Le conclusioni dello studio dicono che “quando è stata fornita una dispensa speciale (cioè l’esclusione delle immagini non interpretabili), l’I.A è stata in grado di superare due dei dieci esami simulati. Esiste il potenziale per l’I.A di migliorare le sue capacità di interpretazione radiografica concentrandosi su casi muscoloscheletrici e imparando a interpretare le radiografie dello scheletro assiale e dell’addome che attualmente sono considerate non interpretabili”.

Secondo Andrea Cavalli, Vicedirettore Scientifico dell’Istituto Italiano di Tecnologia (IIT), il problema consiste nella mancanza di una piattaforma comune tra mondo medico e informatico. “Sono strumenti che aiutano molto, che offrono un grande valore aggiunto, ma certamente la frase di Hinton attualmente non trova riscontro nella pratica medica”, ha commentato. Ad aver limitato in questi anni la crescita delle I.A non sono stati i miglioramenti tecnologici, ma questioni burocratiche. Le I.A sono dei potentissimi strumenti capaci di analizzare ed estrarre informazioni importanti dai dati, ma se questi sono scarsi o difficili da analizzare, le I.A non possono lavorare: se in pasto hanno dati ‘spazzatura’, producono risultati spazzatura.

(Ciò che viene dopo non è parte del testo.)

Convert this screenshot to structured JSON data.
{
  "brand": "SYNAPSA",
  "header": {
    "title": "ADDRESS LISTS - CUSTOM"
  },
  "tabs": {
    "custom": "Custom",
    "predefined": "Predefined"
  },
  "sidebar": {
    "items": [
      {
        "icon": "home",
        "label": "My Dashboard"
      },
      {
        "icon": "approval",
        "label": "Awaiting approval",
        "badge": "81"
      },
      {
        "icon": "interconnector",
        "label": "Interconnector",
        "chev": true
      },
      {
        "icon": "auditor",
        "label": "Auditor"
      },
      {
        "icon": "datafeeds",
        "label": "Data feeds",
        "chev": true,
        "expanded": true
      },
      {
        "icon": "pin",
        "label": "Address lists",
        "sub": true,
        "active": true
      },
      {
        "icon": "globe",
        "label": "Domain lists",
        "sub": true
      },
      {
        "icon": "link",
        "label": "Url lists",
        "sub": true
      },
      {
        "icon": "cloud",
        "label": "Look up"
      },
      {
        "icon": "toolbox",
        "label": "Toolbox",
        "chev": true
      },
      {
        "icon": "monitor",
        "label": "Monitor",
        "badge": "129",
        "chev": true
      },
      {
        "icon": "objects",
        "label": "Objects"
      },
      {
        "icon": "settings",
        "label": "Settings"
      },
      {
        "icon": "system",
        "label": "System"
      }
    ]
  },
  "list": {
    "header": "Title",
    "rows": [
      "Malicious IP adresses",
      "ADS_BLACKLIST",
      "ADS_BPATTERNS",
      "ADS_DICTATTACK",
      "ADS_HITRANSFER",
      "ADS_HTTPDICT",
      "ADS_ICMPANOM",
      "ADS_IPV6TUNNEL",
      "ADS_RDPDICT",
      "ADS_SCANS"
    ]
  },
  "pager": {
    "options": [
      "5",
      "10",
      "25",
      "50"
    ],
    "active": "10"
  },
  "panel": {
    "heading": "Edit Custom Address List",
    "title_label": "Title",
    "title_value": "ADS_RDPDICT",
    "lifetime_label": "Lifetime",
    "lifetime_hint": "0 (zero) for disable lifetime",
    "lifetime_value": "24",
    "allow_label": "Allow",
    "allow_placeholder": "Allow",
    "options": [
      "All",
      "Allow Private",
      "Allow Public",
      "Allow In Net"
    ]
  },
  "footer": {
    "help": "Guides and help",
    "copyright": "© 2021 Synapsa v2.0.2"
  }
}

A oggi i dati sanitari sono il tallone d’Achille – ha proseguito Cavalli – basta vedere i fascicoli sanitari elettronici. Sono dati poco strutturati e soprattutto troppo eterogenei, abbiamo un sistema sanitario che dovrebbe essere la fonte dei dati troppo frammentato. Ma non si tratta di un problema solo italiano: è così anche nel resto del mondo”. Senza dati, le I.A non hanno carburante, dunque, per ottenere reali progressi esiste una sola soluzione: “dati, dati, dati”, ha concluso.